The model is not completely linearized. In fact, they combine standard attention (squared) with linear attention, so that if a sequence has D=N+M words, the last M words are computed using standard attention, while the first N (which are more numerous) use linear attention.
This finds a good balance between the expressiveness of standard attention and the computational efficiency of linear attention. Since languages usually have a proximity bias, which means that the nearest word is usually more important for predicting the next word than the past word, we use softmax attention (standard attention) for the closer words and linear attention for the rest.
The last M words in the sequence are computed conventionally, while the others are in linear form.
And on top of that, the researchers added a final step.
Step 3: Layered Optimization During the attention migration process, we update all layers in the model together. However, the researchers observed that this meant that the last few layers of the model had a larger mean square error (MSE), and this was especially true for deeper models like Llama 3.1 405B (which has more layers than the smaller version). As a result, they trained the layers in batches to make sure this didn't happen.
So what's the end result?
State of the art...and cheap.
LoLCaTs dramatically improves the efficiency of linearizing large LLMs by optimizing 0.2% of the model parameters over 40 million tokens, closing 80% of the performance gap with a fully softmax (standard) Transformer, despite using hundreds of times fewer orders of magnitude of training tokens, and fine-tuning up to 35,500 times more efficiently than standard fine-tuning for training.

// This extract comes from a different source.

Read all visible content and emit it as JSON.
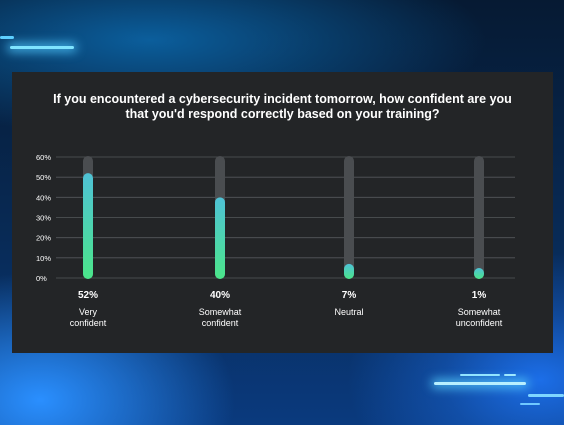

More impressively, at all three Llama sizes, the LoLCaT model performs similarly to the original model, but enjoys significant computational efficiency from the linear attention layer, rather than full squared attention.
These results cost only a few training hours on the Llama 3.1 8B single GPU (costing less than $20).
Of course, we must acknowledge that this approach still requires a pre-trained squared Transformer to perform this layer of distillation, but inference-based optimizations like LoLCaTs will be an important part of any enterprise looking to adopt generative AI, saving significant computational costs while gaining superior performance.
Summary: LoLCaTs technology allows large language models (LLMs) to be trained at a significantly lower cost. Using this technique, an 8 billion parameter model can be trained for less than $20 while maintaining its original high performance. Compared to traditional Transformer methods, LoLCaTs dramatically improves efficiency, making model training fast and inexpensive. This breakthrough makes powerful AI capabilities available to more organizations at a lower cost, paving the way for the popularization of AI.